Debt-and-arbitrage SIFs with zero net equity exposure, debt-oriented long-short funds, and hybrid active asset allocators are relatively low-risk.
"All market-neutral approaches would be lower risk," says Chinmay Sathe, chief investment officer-SIF, The Wealth Company Mutual Funds.
Pure-equity long-short SIFs sit at the higher end of the risk spectrum.
"Directional long-short or thematic concentrated strategies can carry relatively higher risk," says Sathe.
Jain adds that directional long-short exposure in ex-top 100 stocks may also be riskier.
Major categories
Mutual fund analytics platform Value Research has categorised the SIFs launched so far into four categories.
SIF Equity Long-Short: These funds must invest at least 80 per cent in equity instruments.
"They seek to offer better risk-adjusted returns through partial market hedges and short positions," says Gaurav Kulshrestha, CIO, Nexedge Capital.
Investors seeking aggressive hedge-fund-like strategies may consider them.
SIF Ex-Top 100: These funds must invest at least 65 per cent in ex-top 100 stocks, basically mid- and smallcaps.
These funds provide access to alpha-rich segments beyond largecaps.
However, this strategy carries higher volatility risk.
"Execution challenges are greater in shorting less liquid names," says Kulshrestha.
These funds are for investors with a higher risk appetite and a longer horizon.
SIF Hybrid Long-Short: These funds combine equity long-short strategies with fixed-income and arbitrage positions.
Funds must have a minimum 25 per cent exposure to each: Equity and debt.
Multi-asset exposure can translate into lower volatility.
However, these funds could underperform in strong bull markets.
Investors seeking stability with moderate growth may consider them.

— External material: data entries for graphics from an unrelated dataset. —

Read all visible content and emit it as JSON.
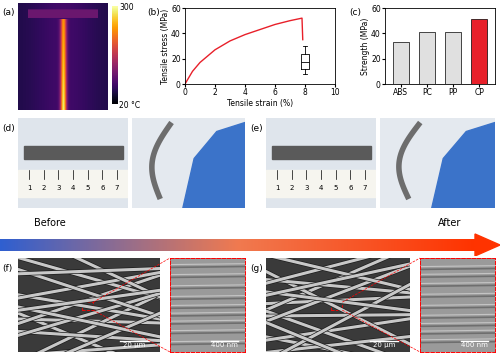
{
  "chart_data": [
    {
      "type": "line",
      "xlabel": "Tensile strain (%)",
      "ylabel": "Tensile stress (MPa)",
      "x": [
        0,
        0.5,
        1,
        1.5,
        2,
        3,
        4,
        5,
        6,
        7,
        7.8,
        7.85
      ],
      "values": [
        0,
        10,
        17,
        22,
        27,
        34,
        39,
        43,
        47,
        50,
        52,
        35
      ],
      "color": "#e8202a",
      "box": {
        "x": 8,
        "whislo": 8,
        "q1": 12,
        "med": 17,
        "q3": 24,
        "whishi": 30
      },
      "xlim": [
        0,
        10
      ],
      "xticks": [
        0,
        2,
        4,
        6,
        8,
        10
      ],
      "ylim": [
        0,
        60
      ],
      "yticks": [
        0,
        20,
        40,
        60
      ]
    },
    {
      "type": "bar",
      "ylabel": "Strength (MPa)",
      "categories": [
        "ABS",
        "PC",
        "PP",
        "CP"
      ],
      "values": [
        33,
        41,
        41,
        51
      ],
      "colors": [
        "#e0e0e0",
        "#e0e0e0",
        "#e0e0e0",
        "#e8202a"
      ],
      "ylim": [
        0,
        60
      ],
      "yticks": [
        0,
        20,
        40,
        60
      ]
    }
  ],
  "panel_labels": [
    "(a)",
    "(b)",
    "(c)",
    "(d)",
    "(e)",
    "(f)",
    "(g)"
  ],
  "thermal": {
    "colorbar": {
      "lim": [
        20,
        300
      ],
      "ticks": [
        300,
        {
          "value": 20,
          "label": "20 °C"
        }
      ]
    }
  },
  "photos": {
    "ruler_labels": [
      1,
      2,
      3,
      4,
      5,
      6,
      7
    ]
  },
  "arrow": {
    "start": "Before",
    "end": "After"
  },
  "sem": {
    "scale_bars": [
      "20 μm",
      "400 nm"
    ]
  }
}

SIF Active Asset Allocator Long-Short: These funds can allocate across equity, debt, real estate investment trusts (Reits), infrastructure investment trusts (Invits), and commodities.
They offer multi-asset diversification and dynamic allocation and are well-suited for navigating different macro regimes.

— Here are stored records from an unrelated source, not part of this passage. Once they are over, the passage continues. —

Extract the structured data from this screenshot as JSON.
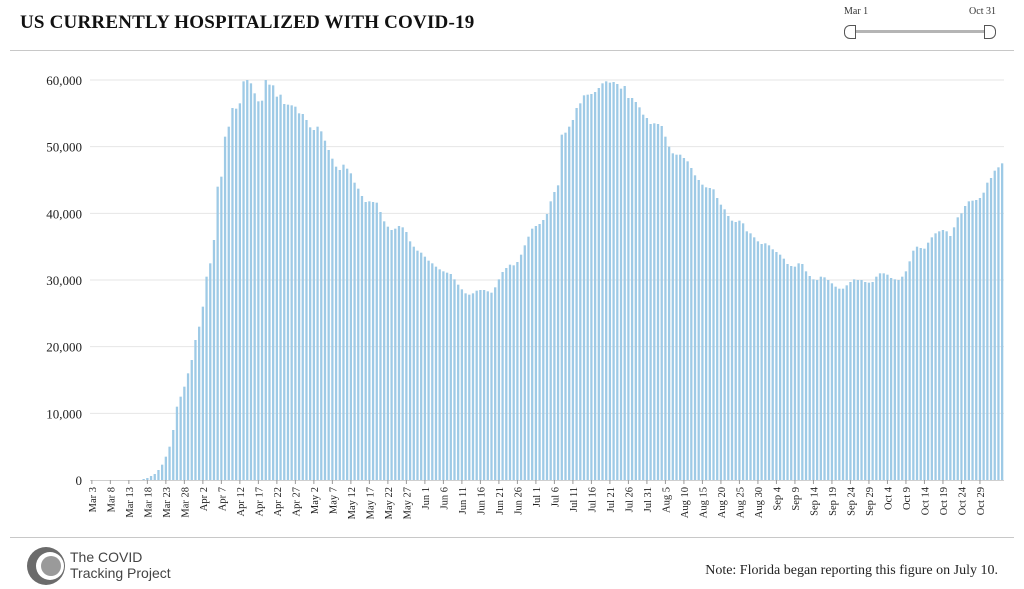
{
  "header": {
    "title": "US CURRENTLY HOSPITALIZED WITH COVID-19"
  },
  "date_slider": {
    "start_label": "Mar 1",
    "end_label": "Oct 31"
  },
  "footer": {
    "logo_line1": "The COVID",
    "logo_line2": "Tracking Project",
    "note": "Note: Florida began reporting this figure on July 10."
  },
  "colors": {
    "bar": "#9ecae6",
    "grid": "#e6e6e6",
    "axis_text": "#222222"
  },
  "chart_data": {
    "type": "bar",
    "title": "US CURRENTLY HOSPITALIZED WITH COVID-19",
    "xlabel": "",
    "ylabel": "",
    "ylim": [
      0,
      60000
    ],
    "yticks": [
      0,
      10000,
      20000,
      30000,
      40000,
      50000,
      60000
    ],
    "ytick_labels": [
      "0",
      "10,000",
      "20,000",
      "30,000",
      "40,000",
      "50,000",
      "60,000"
    ],
    "grid": true,
    "legend": "none",
    "start_date": "Mar 3",
    "xtick_labels": [
      "Mar 3",
      "Mar 8",
      "Mar 13",
      "Mar 18",
      "Mar 23",
      "Mar 28",
      "Apr 2",
      "Apr 7",
      "Apr 12",
      "Apr 17",
      "Apr 22",
      "Apr 27",
      "May 2",
      "May 7",
      "May 12",
      "May 17",
      "May 22",
      "May 27",
      "Jun 1",
      "Jun 6",
      "Jun 11",
      "Jun 16",
      "Jun 21",
      "Jun 26",
      "Jul 1",
      "Jul 6",
      "Jul 11",
      "Jul 16",
      "Jul 21",
      "Jul 26",
      "Jul 31",
      "Aug 5",
      "Aug 10",
      "Aug 15",
      "Aug 20",
      "Aug 25",
      "Aug 30",
      "Sep 4",
      "Sep 9",
      "Sep 14",
      "Sep 19",
      "Sep 24",
      "Sep 29",
      "Oct 4",
      "Oct 9",
      "Oct 14",
      "Oct 19",
      "Oct 24",
      "Oct 29"
    ],
    "values": [
      0,
      0,
      0,
      0,
      0,
      0,
      0,
      0,
      0,
      0,
      0,
      0,
      0,
      0,
      150,
      300,
      600,
      900,
      1500,
      2300,
      3500,
      5000,
      7500,
      11000,
      12500,
      14000,
      16000,
      18000,
      21000,
      23000,
      26000,
      30500,
      32500,
      36000,
      44000,
      45500,
      51500,
      53000,
      55800,
      55700,
      56500,
      59800,
      60000,
      59500,
      58000,
      56800,
      56900,
      60000,
      59300,
      59200,
      57500,
      57800,
      56400,
      56300,
      56200,
      56000,
      55000,
      54900,
      54000,
      52900,
      52500,
      53000,
      52300,
      50900,
      49500,
      48200,
      47000,
      46500,
      47300,
      46700,
      46000,
      44600,
      43700,
      42600,
      41700,
      41800,
      41700,
      41600,
      40200,
      38800,
      38000,
      37500,
      37700,
      38100,
      37900,
      37200,
      35800,
      35000,
      34400,
      34100,
      33500,
      32900,
      32500,
      32000,
      31600,
      31300,
      31100,
      30900,
      30100,
      29300,
      28600,
      28000,
      27800,
      28000,
      28400,
      28500,
      28500,
      28300,
      28100,
      28900,
      30100,
      31200,
      31800,
      32300,
      32200,
      32700,
      33800,
      35200,
      36500,
      37700,
      38100,
      38400,
      39000,
      39900,
      41800,
      43200,
      44200,
      51800,
      52100,
      53000,
      54000,
      55800,
      56500,
      57700,
      57800,
      57900,
      58200,
      58800,
      59500,
      59800,
      59600,
      59700,
      59400,
      58700,
      59100,
      57300,
      57300,
      56700,
      55900,
      54800,
      54300,
      53400,
      53500,
      53400,
      53100,
      51500,
      50000,
      49000,
      48800,
      48800,
      48300,
      47800,
      46800,
      45700,
      45000,
      44300,
      43900,
      43800,
      43600,
      42300,
      41300,
      40600,
      39600,
      38900,
      38700,
      38900,
      38500,
      37300,
      37000,
      36400,
      35800,
      35400,
      35500,
      35200,
      34600,
      34200,
      33800,
      33200,
      32400,
      32100,
      32000,
      32500,
      32400,
      31300,
      30600,
      30100,
      30000,
      30500,
      30400,
      30000,
      29500,
      29000,
      28700,
      28700,
      29200,
      29700,
      30100,
      30000,
      30000,
      29700,
      29600,
      29700,
      30500,
      31000,
      31000,
      30800,
      30300,
      30100,
      30000,
      30500,
      31300,
      32800,
      34400,
      35000,
      34800,
      34700,
      35600,
      36400,
      37000,
      37300,
      37500,
      37300,
      36600,
      37900,
      39400,
      40000,
      41100,
      41800,
      41900,
      42000,
      42300,
      43100,
      44600,
      45300,
      46400,
      46900,
      47500
    ]
  }
}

"Their performance is dependent on asset allocation decisions," says Kulshrestha.
Investors looking for an actively managed all-weather portfolio may consider them.
Checks to run
Examine the investment strategy information document (ISID) to understand a fund's strategy.
A fund may be labelled long-short, but the fund manager may effectively run a long-only portfolio, as Sebi has not set a minimum limit on short exposure.

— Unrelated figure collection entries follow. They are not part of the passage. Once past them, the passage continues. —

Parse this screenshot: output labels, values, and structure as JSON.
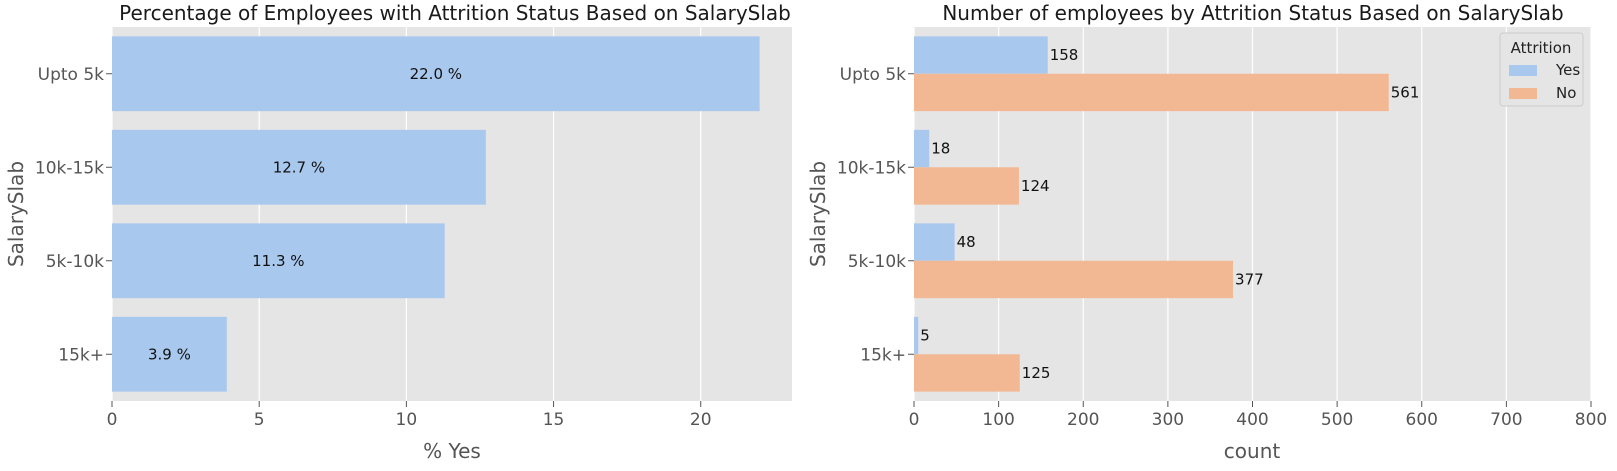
{
  "colors": {
    "panel_bg": "#e5e5e5",
    "grid": "#ffffff",
    "yes": "#a9c8ee",
    "no": "#f2b894"
  },
  "chart_data": [
    {
      "type": "bar",
      "orientation": "horizontal",
      "title": "Percentage of Employees with Attrition Status Based on SalarySlab",
      "xlabel": "% Yes",
      "ylabel": "SalarySlab",
      "categories": [
        "Upto 5k",
        "10k-15k",
        "5k-10k",
        "15k+"
      ],
      "values": [
        22.0,
        12.7,
        11.3,
        3.9
      ],
      "value_labels": [
        "22.0 %",
        "12.7 %",
        "11.3 %",
        "3.9 %"
      ],
      "xlim": [
        0,
        23.1
      ],
      "xticks": [
        0,
        5,
        10,
        15,
        20
      ],
      "grid": true
    },
    {
      "type": "bar",
      "orientation": "horizontal",
      "title": "Number of employees by Attrition Status Based on SalarySlab",
      "xlabel": "count",
      "ylabel": "SalarySlab",
      "categories": [
        "Upto 5k",
        "10k-15k",
        "5k-10k",
        "15k+"
      ],
      "series": [
        {
          "name": "Yes",
          "values": [
            158,
            18,
            48,
            5
          ]
        },
        {
          "name": "No",
          "values": [
            561,
            124,
            377,
            125
          ]
        }
      ],
      "legend": {
        "title": "Attrition",
        "position": "top-right"
      },
      "xlim": [
        0,
        800
      ],
      "xticks": [
        0,
        100,
        200,
        300,
        400,
        500,
        600,
        700,
        800
      ],
      "grid": true
    }
  ]
}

Jain adds that investors should also understand whether derivatives are being used for hedging or to take aggressive directional bets.
They must also assess the fund manager's experience in managing short-selling strategies.
What should you do?
Choose the right strategy.
"Select a product that aligns with your risk appetite and objective," says Jain.
Invest with at least a three-year horizon.
"Treat SIFs as portfolio diversifiers rather than as replacements for core investments," says Sathe.
Kumar adds that investors should limit allocation to 10-15 per cent of the total portfolio.

Disclaimer: This article is meant for information purposes only. This article and information do not constitute a distribution, an endorsement, an investment advice, an offer to buy or sell or the solicitation of an offer to buy or sell any securities/schemes or any other financial products/investment products mentioned in this article to influence the opinion or behaviour of the investors/recipients.
Any use of the information/any investment and investment related decisions of the investors/recipients are at their sole discretion and risk. Any advice herein is made on a general basis and does not take into account the specific investment objectives of the specific person or group of persons. Opinions expressed herein are subject to change without notice.